Monday, August 14, 2017

Chew on This

The important legal and possibly philosophical question to be answered in Mondelez Global LLC v. United States is whether the unflavored, and largely chemical, base for chewing gum is classified in HTSUS Heading 2106 as a food preparation or in Heading 3824 as a chemical preparation.

While that is an interesting question, the most interesting thing about his case may be the procedure used to get it this far. It appears that the United States made a motion for partial summary judgment to ask the Court to decide a question of law as early as possible. This makes sense when there is a possibly dispositive question of law that can be resolved without discovery or the introduction of factual evidence. The answer to that question of law might lead the parties to resolve the case by settlement or, at a minimum, the answer provides guidance on what are the important questions of fact.

Addressing the legal questions early, therefore, can be an efficient way to manage customs litigation. At least that is the theory I put forth here. Things may have gotten a little bollixed up because Mondelez opposed the motion for partial summary judgment on the question of law and then jumped in with both feet asking the court to grant full summary judgment on the whole case before the parties had engaged in discovery. That's its right, so I can't really complain, but this does not seem to have been a good test of my theory of tariff litigation.

On the merits, the first question is whether gum base is a "food preparation" of Heading 2106., as the government contends. If the Court finds that gum is a food and that the base is specially prepared for the manufacture of chewing gum, then even with just partial summary judgment on those questions, the government might well win the case because it would follow that the gum base is a food preparation.

But, Mondelez has a different thought. It contends that Heading 2106 only covers items that are themselves consumed as food and that gum base is not consumed as food. Mondelez also points out that gum base is not intended for human consumption and is not valued for its nutritional qualities.

On this question, the Court noted that the phrase in 2106 is "food preparation." That has a different meaning than the phrase "preparations for food." As written, preparations classifiable in 2106 must be food. According to the Court, "food" is a substance that is intended to be ingested or imparts flavor or nutritional value to something that is ingested. So tea leaves are presumably food preparations because they impart flavor to tea even though the leaves themselves not consumed. Something can be food without providing nutritional value, so long as it is ingested.

But, the government also argued that if it does deliver nutrition, the substance is food. At this early stage, the government has not explored whether the gum base is a means of delivering nutritional compounds, even if the base is not ingested. It turns out that gum bas includes a few components that arguably have nutritional value. Those are vegetable oil, calcium carbonate, lecithin, and triacetin.

In an effort to avoid a potentially costly scientific and expert analysis of this question, the government moved for partial summary judgment on the scope of 2106 without first investigating this question. Because of that, it asked the Court to refrain from deciding Mondelez's motion for summary judgment.
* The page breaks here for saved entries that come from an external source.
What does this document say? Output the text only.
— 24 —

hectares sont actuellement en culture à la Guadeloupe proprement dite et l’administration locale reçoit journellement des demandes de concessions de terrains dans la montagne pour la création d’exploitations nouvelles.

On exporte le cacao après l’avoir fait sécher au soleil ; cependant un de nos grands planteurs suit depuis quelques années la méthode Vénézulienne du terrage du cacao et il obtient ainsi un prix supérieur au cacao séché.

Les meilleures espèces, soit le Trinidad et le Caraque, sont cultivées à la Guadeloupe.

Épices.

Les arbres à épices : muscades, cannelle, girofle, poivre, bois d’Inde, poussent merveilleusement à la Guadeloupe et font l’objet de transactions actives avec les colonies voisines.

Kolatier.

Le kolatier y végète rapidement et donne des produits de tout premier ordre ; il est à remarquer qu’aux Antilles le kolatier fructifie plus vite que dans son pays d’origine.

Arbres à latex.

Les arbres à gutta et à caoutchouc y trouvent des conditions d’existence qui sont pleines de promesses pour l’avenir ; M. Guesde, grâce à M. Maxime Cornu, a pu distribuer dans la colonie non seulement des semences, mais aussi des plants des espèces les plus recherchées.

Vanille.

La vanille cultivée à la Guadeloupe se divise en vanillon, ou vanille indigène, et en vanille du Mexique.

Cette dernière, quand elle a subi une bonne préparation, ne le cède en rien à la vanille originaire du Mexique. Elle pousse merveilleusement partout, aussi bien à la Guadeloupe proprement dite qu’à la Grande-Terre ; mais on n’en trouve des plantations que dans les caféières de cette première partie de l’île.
The Court, not wanting to penalize the government for trying to be efficient, agreed and did not address that question.

Still on the table is whether chewing gum base is covered by Heading 3824 as a chemical preparation. Note 1(b) to Chapter 38excludes "mixtures of chemicals with foodstuffs or other substances with nutritive value, of a kind used in the preparation of human foodstuffs . . . ." Such goods, according to the note generally go in Heading 2106. The Explanatory Notes clarify that goods are not excluded from Chapter 38 by the mere presence of substances having incidental nutritive value. In other words, products of 2106 are "of a kind" used in the preparation of human food and which are valued for their nutritional content.

That means there is a necessary question of fact to be resolved: is gum base valued for its nutritional properties? That, according to the Court, is essentially the same question that must be answered to resolve the classification in Heading 2106.

This sets up a problem for the Court. Mondelez moved for summary judgment and presented evidence that gum base is not valued for its nutritional properties. The U.S. was hoping to avoid this issue and moved to resolve the legal question of whether gum base is a food preparation (making chewing gum "food"). If the Court ruled it is not food, then 2106 would have been excluded. The Court could not answer that question on the record presented. If it acted on Mondelez's motion for summary judgment, it would be doing so on a less than complete record, putting the government at a disadvantage for having tried to get the case resolved efficiently.

The Court wisely refused to do so. Instead, it ordered the government to advise whether it wants time for discovery. If no discovery is needed, Mondelez will prevail on the basis of the uncontroverted evidence.